Datum uitspraak: 25 april 2000
AFDELING BESTUURSRECHTSPRAAK
Uitspraak op het hoger beroep van:
A en B te beiden te C,
appellanten,
tegen de uitspraak van de arrondissementsrechtbank te Utrecht van 19 mei 1999 in het geding tussen:
burgemeester en wethouders van Eemnes.
Bij besluit van 5 september 1996 hebben burgemeester en wethouders van Eemnes (hierna: burgemeester en wethouders) het verzoek van appellanten om met toepassing van bestuursdwang op te treden tegen het door Z te C in afwijking van de op 1 oktober 1981 verleende bouwvergunning verbouwde bijgebouw op het perceel […] aldaar, afgewezen.
Bij besluit van 16 september 1997 hebben burgemeester en wethouders het hiertegen gemaakte bezwaar ongegrond verklaard. Dit besluit en het advies van Commissie Bezwaar- en Beroepschriften van 8 september 1997, waarnaar in het besluit wordt verwezen, zijn aangehecht.

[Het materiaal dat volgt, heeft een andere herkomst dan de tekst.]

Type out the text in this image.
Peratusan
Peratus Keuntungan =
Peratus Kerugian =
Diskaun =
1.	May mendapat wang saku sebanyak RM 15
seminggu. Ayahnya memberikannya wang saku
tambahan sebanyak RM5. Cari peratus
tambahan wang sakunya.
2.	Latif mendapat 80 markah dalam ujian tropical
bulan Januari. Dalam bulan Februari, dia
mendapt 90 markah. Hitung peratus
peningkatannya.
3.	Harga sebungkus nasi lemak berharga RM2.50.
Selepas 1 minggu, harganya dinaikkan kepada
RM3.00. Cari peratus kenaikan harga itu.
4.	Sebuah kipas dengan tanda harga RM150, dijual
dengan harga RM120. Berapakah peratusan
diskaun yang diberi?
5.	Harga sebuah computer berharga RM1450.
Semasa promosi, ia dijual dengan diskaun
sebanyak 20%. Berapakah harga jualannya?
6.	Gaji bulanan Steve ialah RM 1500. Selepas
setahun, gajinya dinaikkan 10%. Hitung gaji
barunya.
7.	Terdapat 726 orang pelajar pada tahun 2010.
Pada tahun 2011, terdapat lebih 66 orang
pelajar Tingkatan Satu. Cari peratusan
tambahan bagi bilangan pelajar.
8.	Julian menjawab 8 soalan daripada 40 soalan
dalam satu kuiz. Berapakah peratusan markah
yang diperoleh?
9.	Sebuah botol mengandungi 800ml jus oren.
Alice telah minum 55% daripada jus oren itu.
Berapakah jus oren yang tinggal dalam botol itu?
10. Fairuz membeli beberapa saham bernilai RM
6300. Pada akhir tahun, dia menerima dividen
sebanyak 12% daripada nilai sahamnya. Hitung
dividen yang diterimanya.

Bij uitspraak van 19 mei 1999, verzonden op dezelfde dag, heeft de arrondissementsrechtbank te Utrecht (hierna: de rechtbank) het tegen dit besluit ingestelde beroep ongegrond verklaard. Deze uitspraak is aangehecht.

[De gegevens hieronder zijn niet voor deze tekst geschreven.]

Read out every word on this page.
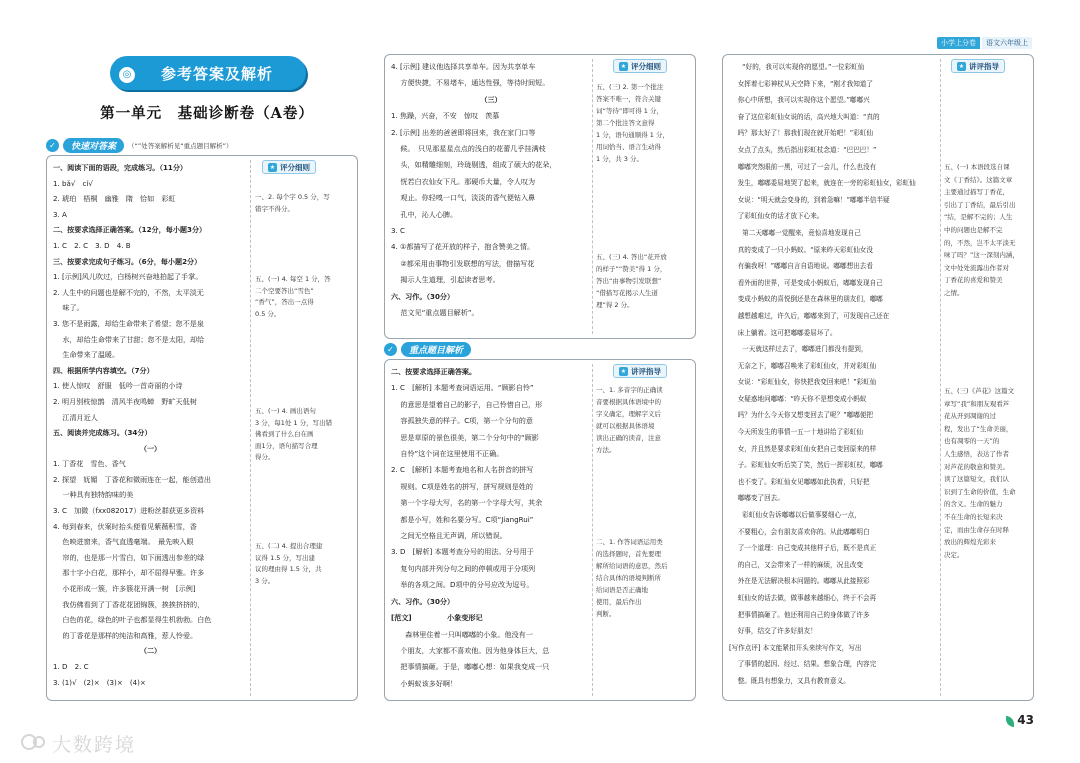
小学上分卷	语文六年级上
参考答案及解析
◎
第一单元　基础诊断卷（A卷）
✓	快速对答案	（“”处答案解析见“重点题目解析”）
★ 评分细则
一、阅读下面的语段，完成练习。（11分）
1. bǎ√　cí√
2. 琥珀　梧桐　幽雅　隋　恰如　彩虹
3. A
二、按要求选择正确答案。（12分，每小题3分）
1. C　2. C　3. D　4. B
三、按要求完成句子练习。（6分，每小题2分）
1. [示例]风儿吹过，白杨树兴奋地拍起了手掌。
2. 人生中的问题也是解不完的，不然，太平淡无
　 味了。
3. 您不是雨露，却给生命带来了希望；您不是泉
　 水，却给生命带来了甘甜；您不是太阳，却给
　 生命带来了温暖。
四、根据所学内容填空。（7分）
1. 使人惊叹　舒服　低吟一首奇丽的小诗
2. 明月别枝惊鹊　清风半夜鸣蝉　野旷天低树
　 江清月近人
五、阅读并完成练习。（34分）
（一）
1. 丁香花　雪色、香气
2. 探望　妩媚　丁香花和微雨连在一起，能创造出
　 一种具有独特韵味的美
3. C　加微（fxx082017）进粉丝群获更多资料
4. 每到春来，伏案时抬头便看见紫薇积雪，香
　 色映进窗来，香气直透毫端。　最先映入眼
　 帘的，也是那一片雪白，如下面透出参差的绿
　 那十字小白花，那样小，却不屈得早雅。许多
　 小花形成一簇，许多簇花开满一树　[示例]
　 我仿佛看到了丁香花花团锦簇，挨挨挤挤的，
　 白色的花，绿色的叶子也都显得生机勃勃。白色
　 的丁香花是那样的纯洁和高雅，惹人怜爱。
（二）
1. D　2. C
3. (1)√　(2)×　(3)×　(4)×
一、2. 每个字 0.5 分，写
错字不得分。
五、(一) 4. 每空 1 分，答
二个空要答出“雪色”
“香气”，答出一点得
0.5 分。
五、(一) 4. 画出语句
3 分，每1处 1 分，写出错
佛看到了什么白在画
面1分，语句描写合理
得分。
五、(二) 4. 提出合理建
议得 1.5 分，写出建
议的理由得 1.5 分，共
3 分。
★ 评分细则
4. [示例] 建议他选择共享单车。因为共享单车
　 方便快捷，不易堵车，通达性强，等待时间短。
（三）
1. 焦躁，兴奋，不安　惊叹　羡慕
2. [示例] 出差的爸爸即将回来，我在家门口等
　 候。　只见那星星点点的浅白的花蕾几乎挂满枝
　 头，如精雕细刻，玲珑剔透，组成了硕大的花朵，
　 恍若白衣仙女下凡。那硬币大量，令人叹为
　 观止。你轻嗅一口气，淡淡的香气便钻入鼻
　 孔中，沁人心脾。
3. C
4. ①都描写了花开放的样子，抱含赞美之情。
　 ②都采用由事物引发联想的写法，借描写花
　 揭示人生道理，引起读者思考。
六、习作。（30分）
　 范文见“重点题目解析”。
五、(三) 2. 第一个批注
答案不唯一，符合关键
词“等待”即可得 1 分，
第二个批注答文意得
1 分，语句通顺得 1 分，
用词恰当、语言生动得
1 分，共 3 分。
五、(三) 4. 答出“花开放
的样子”“赞美”得 1 分，
答出“由事物引发联想”
“借描写花揭示人生道
理”得 2 分。
✓	重点题目解析
★ 讲评指导
二、按要求选择正确答案。
1. C　[解析] 本题考查词语运用。“顾影自怜”
　 的意思是望着自己的影子，自己怜惜自己，形
　 容孤独失意的样子。C项，第一个分句的意
　 思是草原的景色很美，第二个分句中的“顾影
　 自怜”这个词在这里使用不正确。
2. C　[解析] 本题考查地名和人名拼音的拼写
　 规则。C项是姓名的拼写，拼写规则是姓的
　 第一个字母大写，名的第一个字母大写，其余
　 都是小写，姓和名要分写。C项“JiangRui”
　 之间无空格且无声调，所以错误。
3. D　[解析] 本题考查分号的用法。分号用于
　 复句内部并列分句之间的停顿或用于分项列
　 举的各项之间。D项中的分号应改为逗号。
六、习作。（30分）
[范文]　　　　　小象变形记
　　森林里住着一只叫嘟嘟的小象。他没有一
　 个朋友，大家都不喜欢他。因为他身体巨大，总
　 把事情搞砸。于是，嘟嘟心想：如果我变成一只
　 小蚂蚁该多好啊！
一、1. 多音字的正确读
音要根据具体语境中的
字义确定，理解字义后
就可以根据具体语境
读出正确的读音，注意
方法。
二、1. 作答词语运用类
的选择题时，首先要理
解所给词语的意思，然后
结合具体的语境判断所
给词语是否正确地
使用，最后作出
判断。
★ 讲评指导
　　“好的，我可以实现你的愿望。”一位彩虹仙
　 女挥着七彩神杖从天空降下来，“刚才我知道了
　 你心中所想，我可以实现你这个愿望。”嘟嘟兴
　 奋了这位彩虹仙女说的话，高兴地大叫道：“真的
　 吗？那太好了！那我们现在就开始吧！”彩虹仙
　 女点了点头，然后指出彩虹杖念道：“巴巴巴！”
　 嘟嘟突然眼前一黑，可过了一会儿，什么也没有
　 发生，嘟嘟委屈地哭了起来，就连在一旁的彩虹仙女，彩虹仙
　 女说：“明天就会变身的，到着急嘛！”嘟嘟半信半疑
　 了彩虹仙女的话才放下心来。
　　第二天嘟嘟一觉醒来，竟惊喜地发现自己
　 真的变成了一只小蚂蚁。“原来昨天彩虹仙女没
　 有骗我呀！”嘟嘟自言自语地说。嘟嘟想出去看
　 看外面的世界，可是变成小蚂蚁后，嘟嘟发现自己
　 变成小蚂蚁的喜悦倒还是在森林里的朋友们，嘟嘟
　 越想越难过，许久后，嘟嘟来到了，可发现自己还在
　 床上躺着。这可把嘟嘟委屈坏了。
　　一天就这样过去了，嘟嘟进门都没有提到，
　 无奈之下，嘟嘟召唤来了彩虹仙女，并对彩虹仙
　 女说：“彩虹仙女，你快把我变回来吧！”彩虹仙
　 女疑惑地问嘟嘟：“昨天你不是想变成小蚂蚁
　 吗？为什么今天你又想变回去了呢？”嘟嘟便把
　 今天所发生的事情一五一十地讲给了彩虹仙
　 女，并且然是要求彩虹仙女把自己变回原来的样
　 子。彩虹仙女听后笑了笑，然后一挥彩虹杖，嘟嘟
　 也不变了。彩虹仙女见嘟嘟如此执着，只好把
　 嘟嘟变了回去。
　　彩虹仙女告诉嘟嘟以后做事要细心一点，
　 不要粗心，会有朋友喜欢你的。从此嘟嘟明白
　 了一个道理：自己变成其他样子后，既不是真正
　 的自己，又会带来了一样的麻烦，况且改变
　 外在是无法解决根本问题的。嘟嘟从此接照彩
　 虹仙女的话去做，做事越来越细心，终于不会再
　 把事情搞砸了。他还利用自己的身体做了许多
　 好事，结交了许多好朋友！
[写作点评] 本文能紧扣开头来续写作文，写出
　 了事情的起因、经过、结果。想象合理，内容完
　 整。既具有想象力，又具有教育意义。
五、(一) 本语段选自课
文《丁香结》。这篇文章
主要通过描写丁香花，
引出了丁香结，最后引出
“结，是解不完的；人生
中的问题也是解不完
的，不然，岂不太平淡无
味了吗？”这一深刻内涵，
文中处处流露出作者对
丁香花的喜爱和赞美
之情。
五、(三)《芦花》这篇文
章写“我”和朋友观看芦
花从开到凋谢的过
程，发出了“生命美丽，
也有凋零的一天”的
人生感悟，表达了作者
对芦花的敬意和赞美。
读了这篇短文，我们认
识到了生命的价值，生命
的含义。生命的魅力
不在生命的长短来决
定，而由生命存在时释
放出的辉煌光彩来
决定。
43
大数跨境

Tegen deze uitspraak hebben appellanten bij brief van 28 juni 1999, bij de Raad van State ingekomen op 29 juni 1999, hoger beroep ingesteld. Deze brief is aangehecht.
Bij brief van 21 september 1999 hebben burgemeester en wethouders een memorie van antwoord ingediend.
Bij brief van 24 september 1999 hebben Z en Z-X (hierna: Z) een memorie ingediend.
De zaak is door een meervoudige kamer van de Afdeling verwezen naar een enkelvoudige.
De Afdeling heeft de zaak ter zitting behandeld op 16 maart 2000, waar appellanten in persoon en burgemeester en wethouders, vertegenwoordigd door mr H.J.M. de Jong, ambtenaar der gemeente, zijn verschenen. Als partij is tevens gehoord Z.
2.1. Vast staat dat appellanten met de afgifte van hun bezwaarschrift, gedateerd 18 oktober 1996, op het gemeentehuis op diezelfde datum, de wettelijke termijn voor het indienen van hun bezwaarschrift hebben overschreden.
Vast staat voorts dat het besluit van burgemeester en wethouders van 5 september 1996 een juiste rechtsmiddelenclausule bevat waarbij is vermeld dat de termijn voor het indienen van het bezwaarschrift aanvangt op de eerste dag na verzending van het besluit.
2.2. Appellanten hebben zich voor wat betreft de termijnoverschrijding beroepen op de door de behandelende gemeenteambtenaar verstrekte informatie dat het bezwaarschrift tijdig zou zijn ingediend, indien het op 18 oktober 1996 op het gemeentehuis wordt afgegeven.
2.3. Gegeven de juistheid van de rechtsmiddelenvoorlichting is de Afdeling anders dan de rechtbank van oordeel dat het voor risico van appellanten komt dat zij zich bij de berekening van de termijn, die van openbare orde is, hebben verlaten op de van de behandelende ambtenaar verkregen informatie. Niet valt daarbij in te zien dat zij ten einde de ontvankelijkheid van het bezwaar zeker te stellen, niet eerder dan op 18 oktober 1996, zo nodig op nader aan te voeren gronden, een bezwaarschrift hadden kunnen indienen. Burgemeester en wethouders hadden het bezwaar derhalve niet-ontvankelijk dienen te verklaren. Van een verschoonbare termijnoverschrijding als bedoeld in artikel 6:11 van de Algemene wet bestuursrecht is geen sprake.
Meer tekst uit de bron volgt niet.